Constat identique à Wolverhampton, sa plaque tournante britannique. Après des débuts prometteurs (retour en Premier League, qualification en Ligue Europa), une attractivité soudaine pour les valeurs sûres de l’écurie Mendes (Ruben Neves, Rui Patricio, Diogo Jota, Raul Jimenez…), les Wolves végètent dans les profondeurs du classement. "Si un club comme Wol-
verhampton suit Mendes, c’est qu’il a confiance en lui, qu’il lui rend service et que chacun trouve son intérêt", insiste
Ariedo Braida, l’ancien dirigeant milanais et barcelonais.
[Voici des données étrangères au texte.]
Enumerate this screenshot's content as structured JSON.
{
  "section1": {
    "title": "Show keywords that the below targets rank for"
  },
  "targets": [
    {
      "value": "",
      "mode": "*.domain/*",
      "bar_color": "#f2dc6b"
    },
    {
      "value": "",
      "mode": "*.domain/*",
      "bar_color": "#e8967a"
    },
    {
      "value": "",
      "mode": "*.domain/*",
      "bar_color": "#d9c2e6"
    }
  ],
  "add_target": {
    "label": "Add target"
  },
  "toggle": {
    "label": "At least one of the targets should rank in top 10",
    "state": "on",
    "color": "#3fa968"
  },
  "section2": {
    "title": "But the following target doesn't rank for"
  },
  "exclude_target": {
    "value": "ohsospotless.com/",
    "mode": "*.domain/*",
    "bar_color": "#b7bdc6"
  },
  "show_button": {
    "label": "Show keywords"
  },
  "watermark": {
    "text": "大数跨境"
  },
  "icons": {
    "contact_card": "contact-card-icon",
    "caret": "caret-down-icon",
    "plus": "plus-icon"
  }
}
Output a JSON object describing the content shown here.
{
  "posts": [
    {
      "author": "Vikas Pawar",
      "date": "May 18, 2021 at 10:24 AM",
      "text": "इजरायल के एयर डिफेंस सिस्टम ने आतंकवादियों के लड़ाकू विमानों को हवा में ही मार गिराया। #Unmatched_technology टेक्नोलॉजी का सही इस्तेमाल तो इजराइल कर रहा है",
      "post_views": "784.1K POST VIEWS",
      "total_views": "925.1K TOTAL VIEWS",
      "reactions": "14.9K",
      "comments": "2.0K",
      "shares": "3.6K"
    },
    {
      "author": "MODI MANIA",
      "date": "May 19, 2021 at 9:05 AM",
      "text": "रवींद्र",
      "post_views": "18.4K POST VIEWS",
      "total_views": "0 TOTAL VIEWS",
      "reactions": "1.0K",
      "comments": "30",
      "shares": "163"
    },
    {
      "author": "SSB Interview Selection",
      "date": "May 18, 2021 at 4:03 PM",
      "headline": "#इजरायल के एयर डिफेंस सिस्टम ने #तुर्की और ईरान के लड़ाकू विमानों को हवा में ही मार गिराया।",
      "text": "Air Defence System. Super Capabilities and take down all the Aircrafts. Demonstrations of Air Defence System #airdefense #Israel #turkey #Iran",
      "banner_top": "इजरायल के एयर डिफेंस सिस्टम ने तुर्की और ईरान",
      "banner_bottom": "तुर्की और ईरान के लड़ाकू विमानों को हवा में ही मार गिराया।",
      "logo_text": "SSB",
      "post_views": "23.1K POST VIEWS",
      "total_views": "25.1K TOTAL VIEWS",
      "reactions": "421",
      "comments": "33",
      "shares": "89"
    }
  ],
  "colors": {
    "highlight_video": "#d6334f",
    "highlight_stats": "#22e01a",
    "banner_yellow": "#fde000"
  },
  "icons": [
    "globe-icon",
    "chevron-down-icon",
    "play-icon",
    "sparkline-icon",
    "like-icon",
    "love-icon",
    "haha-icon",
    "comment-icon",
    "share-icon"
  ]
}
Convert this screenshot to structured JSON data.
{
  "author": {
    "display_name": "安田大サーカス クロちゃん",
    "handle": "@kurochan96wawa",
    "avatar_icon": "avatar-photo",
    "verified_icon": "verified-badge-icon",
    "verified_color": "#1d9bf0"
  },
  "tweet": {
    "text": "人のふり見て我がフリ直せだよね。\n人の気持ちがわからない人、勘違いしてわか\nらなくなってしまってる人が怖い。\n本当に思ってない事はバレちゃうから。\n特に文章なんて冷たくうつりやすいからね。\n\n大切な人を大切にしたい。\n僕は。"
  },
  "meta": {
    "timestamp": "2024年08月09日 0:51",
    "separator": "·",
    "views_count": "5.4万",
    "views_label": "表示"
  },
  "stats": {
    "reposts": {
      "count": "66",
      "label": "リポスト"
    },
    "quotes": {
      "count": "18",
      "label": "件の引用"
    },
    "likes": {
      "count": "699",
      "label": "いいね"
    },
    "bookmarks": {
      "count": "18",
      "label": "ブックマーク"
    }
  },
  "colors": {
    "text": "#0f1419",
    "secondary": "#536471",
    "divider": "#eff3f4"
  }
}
Sur Marseille, où il vient de réaliser son premier deal avec Pablo Longoria, l’ombre Jorge Mendes pointe à l’horizon. Elle se serait déjà rapprochée l’an passé, quand l’homme épinglé par les FootballLeaks (il aurait mis en place un système ’évasion fiscale pour nombre de ses protégés, "soustrayant au moins 185 millions d’euros de revenus de sponsoring aux administrations") aurait facilité le départ de Duje Caleta Car vers Southampton. Exfiltrer les indésirables, autre avantage d’un carnet d’adresses copieusement garni. L’Arabie Saoudite s’y est d’ailleurs taillé une place de choix, au fil des transactions orchestrées cet été (Fabinho, Neves, Jota, André Moreira, Nuno Espirito Santo). Une porte de sortie qui pourrait s’avérer utile au cas où l’OM désire se débarrasser d’encombrants trentenaires au salaire mirobolant.
Mendes les bons tuyaux… avec parcimonie. "Chacun doit faire son métier, prévient Braida. Gattuso l’entraîneur,
Mendes l’agent, Longoria le président."
Un équilibre à respecter pour tenir le loup loin de la bergerie.